Ces outils présentent de façon claire et équilibrée les avantages et inconvénients du dépistage, permettant à chaque homme de prendre une décision qui correspond à ses valeurs et priorités personnelles.
Des bénéfices limités mais réels
Selon les études scientifiques disponibles, le dépistage par PSA chez 1000 hommes âgés de 55 à 69 ans permettrait d’éviter deux décès par cancer de la prostate au cours des 15 années suivantes. Ces chiffres doivent cependant être interprétés avec prudence, car les études qui les ont produits présentent certaines limitations méthodologiques.
Des risques bien documentés
En revanche, les risques associés au dépistage sont mieux connus et documentés:
- Plus on pratique le test PSA, plus on augmente le nombre de traitements invasifs (biopsies, chirurgie, radiothérapie) et leurs complications potentielles: impuissance et incontinence.
- Le dépistage avance en moyenne de sept ans la découverte de petits cancers prostatiques, ce qui signifie que l’homme vivra plus longtemps avec l’étiquette de « patient cancéreux » et subira plus longtemps les inconvénients des traitements.
- Sur 1000 hommes testés, environ 25 se verront diagnostiquer un cancer, généralement à croissance très lente, qui n’aurait probablement jamais causé de symptômes sans dépistage.

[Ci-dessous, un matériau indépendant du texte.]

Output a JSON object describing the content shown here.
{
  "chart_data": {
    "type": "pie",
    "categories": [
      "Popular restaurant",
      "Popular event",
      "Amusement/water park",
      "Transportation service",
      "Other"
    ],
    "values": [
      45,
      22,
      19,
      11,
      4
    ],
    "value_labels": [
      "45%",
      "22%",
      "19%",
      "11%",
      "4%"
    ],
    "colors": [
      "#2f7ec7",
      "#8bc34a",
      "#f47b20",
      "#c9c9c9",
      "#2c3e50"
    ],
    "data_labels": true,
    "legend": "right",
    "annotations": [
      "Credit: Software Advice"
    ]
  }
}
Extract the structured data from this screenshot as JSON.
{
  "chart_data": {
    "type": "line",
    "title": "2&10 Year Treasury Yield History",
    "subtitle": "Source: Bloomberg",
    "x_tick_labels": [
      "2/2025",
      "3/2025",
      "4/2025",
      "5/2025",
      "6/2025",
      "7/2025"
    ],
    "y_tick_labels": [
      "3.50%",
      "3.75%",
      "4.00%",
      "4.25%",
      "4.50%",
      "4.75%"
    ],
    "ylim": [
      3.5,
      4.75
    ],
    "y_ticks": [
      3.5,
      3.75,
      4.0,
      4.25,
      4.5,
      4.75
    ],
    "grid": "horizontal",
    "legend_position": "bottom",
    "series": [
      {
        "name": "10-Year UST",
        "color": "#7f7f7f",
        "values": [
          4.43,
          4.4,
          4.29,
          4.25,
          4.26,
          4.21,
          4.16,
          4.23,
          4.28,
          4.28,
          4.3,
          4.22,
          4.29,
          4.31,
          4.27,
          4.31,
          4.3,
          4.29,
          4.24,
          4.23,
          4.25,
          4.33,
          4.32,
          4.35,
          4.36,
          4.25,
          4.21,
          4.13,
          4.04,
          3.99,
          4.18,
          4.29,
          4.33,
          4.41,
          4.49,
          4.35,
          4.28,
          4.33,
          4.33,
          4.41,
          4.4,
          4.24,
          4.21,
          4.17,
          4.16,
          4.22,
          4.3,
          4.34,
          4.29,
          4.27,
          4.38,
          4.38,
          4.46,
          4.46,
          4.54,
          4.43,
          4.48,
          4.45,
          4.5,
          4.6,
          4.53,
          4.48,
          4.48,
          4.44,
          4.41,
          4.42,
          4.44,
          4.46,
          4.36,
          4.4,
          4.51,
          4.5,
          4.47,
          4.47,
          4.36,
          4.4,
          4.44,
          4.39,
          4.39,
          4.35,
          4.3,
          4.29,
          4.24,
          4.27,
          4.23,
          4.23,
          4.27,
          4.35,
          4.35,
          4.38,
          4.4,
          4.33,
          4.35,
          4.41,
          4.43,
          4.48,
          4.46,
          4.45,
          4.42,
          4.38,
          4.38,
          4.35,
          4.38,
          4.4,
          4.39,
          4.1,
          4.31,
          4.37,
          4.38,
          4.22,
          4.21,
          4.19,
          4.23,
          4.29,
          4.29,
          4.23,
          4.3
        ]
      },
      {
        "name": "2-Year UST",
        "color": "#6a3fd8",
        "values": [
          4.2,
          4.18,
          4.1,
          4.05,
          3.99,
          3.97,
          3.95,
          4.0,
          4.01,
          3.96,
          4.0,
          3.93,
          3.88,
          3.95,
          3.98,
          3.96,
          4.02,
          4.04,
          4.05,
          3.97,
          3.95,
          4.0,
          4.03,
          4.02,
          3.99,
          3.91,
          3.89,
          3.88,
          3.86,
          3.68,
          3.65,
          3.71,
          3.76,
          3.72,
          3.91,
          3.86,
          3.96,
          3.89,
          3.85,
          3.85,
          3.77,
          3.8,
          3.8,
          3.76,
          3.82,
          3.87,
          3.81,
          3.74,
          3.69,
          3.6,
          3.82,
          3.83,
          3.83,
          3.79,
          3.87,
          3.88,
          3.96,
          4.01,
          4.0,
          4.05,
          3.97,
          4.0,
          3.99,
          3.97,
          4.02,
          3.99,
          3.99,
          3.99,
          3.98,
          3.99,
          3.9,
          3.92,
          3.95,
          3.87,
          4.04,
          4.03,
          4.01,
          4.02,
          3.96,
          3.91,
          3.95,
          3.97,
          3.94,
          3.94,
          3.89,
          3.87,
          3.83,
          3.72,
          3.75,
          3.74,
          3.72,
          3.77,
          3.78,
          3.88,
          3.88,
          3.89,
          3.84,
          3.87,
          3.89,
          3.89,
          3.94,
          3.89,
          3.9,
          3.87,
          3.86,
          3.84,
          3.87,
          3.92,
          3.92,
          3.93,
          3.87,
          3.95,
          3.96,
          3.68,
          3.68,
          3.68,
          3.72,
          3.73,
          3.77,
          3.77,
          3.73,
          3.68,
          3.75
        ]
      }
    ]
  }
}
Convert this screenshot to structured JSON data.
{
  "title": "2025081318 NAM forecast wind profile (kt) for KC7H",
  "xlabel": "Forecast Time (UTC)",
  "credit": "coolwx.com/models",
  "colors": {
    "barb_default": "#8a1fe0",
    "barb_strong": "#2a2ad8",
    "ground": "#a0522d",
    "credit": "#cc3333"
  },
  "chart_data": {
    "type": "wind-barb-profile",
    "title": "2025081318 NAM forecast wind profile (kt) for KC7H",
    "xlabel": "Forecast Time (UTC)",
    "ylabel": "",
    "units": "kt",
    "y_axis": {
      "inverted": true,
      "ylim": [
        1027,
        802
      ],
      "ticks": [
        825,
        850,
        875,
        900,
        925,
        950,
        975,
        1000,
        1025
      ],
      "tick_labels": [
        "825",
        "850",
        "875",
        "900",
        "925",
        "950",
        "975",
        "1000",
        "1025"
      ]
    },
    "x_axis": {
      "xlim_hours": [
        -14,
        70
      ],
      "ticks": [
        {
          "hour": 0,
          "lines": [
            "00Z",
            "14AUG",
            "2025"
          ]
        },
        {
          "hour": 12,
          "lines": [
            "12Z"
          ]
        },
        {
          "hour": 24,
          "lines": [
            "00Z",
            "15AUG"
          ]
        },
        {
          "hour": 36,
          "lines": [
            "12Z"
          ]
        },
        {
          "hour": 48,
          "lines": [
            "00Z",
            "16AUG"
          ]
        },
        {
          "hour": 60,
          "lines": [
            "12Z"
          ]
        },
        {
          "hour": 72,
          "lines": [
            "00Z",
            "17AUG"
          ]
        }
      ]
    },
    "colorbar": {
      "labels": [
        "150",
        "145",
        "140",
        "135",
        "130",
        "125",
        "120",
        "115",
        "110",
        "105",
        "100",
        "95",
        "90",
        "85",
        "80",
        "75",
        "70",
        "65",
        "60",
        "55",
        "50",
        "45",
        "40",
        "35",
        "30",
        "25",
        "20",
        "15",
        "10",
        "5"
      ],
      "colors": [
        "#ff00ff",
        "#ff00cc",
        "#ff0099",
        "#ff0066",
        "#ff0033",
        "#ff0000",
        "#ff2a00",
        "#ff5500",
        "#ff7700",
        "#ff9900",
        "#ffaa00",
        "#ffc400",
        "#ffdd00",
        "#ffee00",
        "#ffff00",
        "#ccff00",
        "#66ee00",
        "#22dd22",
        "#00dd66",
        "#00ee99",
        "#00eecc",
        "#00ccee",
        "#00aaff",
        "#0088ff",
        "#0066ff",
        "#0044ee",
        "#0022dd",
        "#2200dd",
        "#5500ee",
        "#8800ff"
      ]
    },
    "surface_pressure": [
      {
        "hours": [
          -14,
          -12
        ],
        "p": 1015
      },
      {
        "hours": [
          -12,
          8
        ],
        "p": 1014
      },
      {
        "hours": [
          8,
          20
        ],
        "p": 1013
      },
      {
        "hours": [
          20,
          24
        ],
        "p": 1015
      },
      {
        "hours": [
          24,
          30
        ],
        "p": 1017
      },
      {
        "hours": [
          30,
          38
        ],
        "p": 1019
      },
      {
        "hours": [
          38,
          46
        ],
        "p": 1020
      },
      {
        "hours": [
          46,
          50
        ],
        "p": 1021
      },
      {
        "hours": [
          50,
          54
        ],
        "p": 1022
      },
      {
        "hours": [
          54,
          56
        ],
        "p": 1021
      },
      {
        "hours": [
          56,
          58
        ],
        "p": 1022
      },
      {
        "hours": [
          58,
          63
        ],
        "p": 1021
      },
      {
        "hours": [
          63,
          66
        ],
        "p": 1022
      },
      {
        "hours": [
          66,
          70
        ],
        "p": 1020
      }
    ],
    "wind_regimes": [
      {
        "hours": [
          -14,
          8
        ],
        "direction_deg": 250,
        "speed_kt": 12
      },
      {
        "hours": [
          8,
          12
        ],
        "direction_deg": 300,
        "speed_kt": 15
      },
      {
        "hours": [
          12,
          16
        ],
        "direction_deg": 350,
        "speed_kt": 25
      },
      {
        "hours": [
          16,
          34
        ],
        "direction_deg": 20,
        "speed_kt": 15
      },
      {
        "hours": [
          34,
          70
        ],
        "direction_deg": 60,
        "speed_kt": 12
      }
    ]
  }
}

Une décision personnelle à prendre en connaissance de cause
Face à ce dilemme, chaque homme doit se poser la question: faut-il opter pour le dépistage et légèrement améliorer ses chances de survie au prix d’un risque important de traitements inutiles et d’effets secondaires potentiellement pénibles? Ou préférer rester dans l’ignorance au risque de passer à côté d’une tumeur qui aurait pu être soignée, mais avec la certitude de ne pas subir de traitement superflu?
Les nouveaux outils d’aide à la décision n’apportent pas de réponse universelle à cette question. Leur objectif est d’aider chaque homme à faire un choix éclairé, correspondant à ses valeurs et priorités personnelles, seul ou en concertation avec son médecin.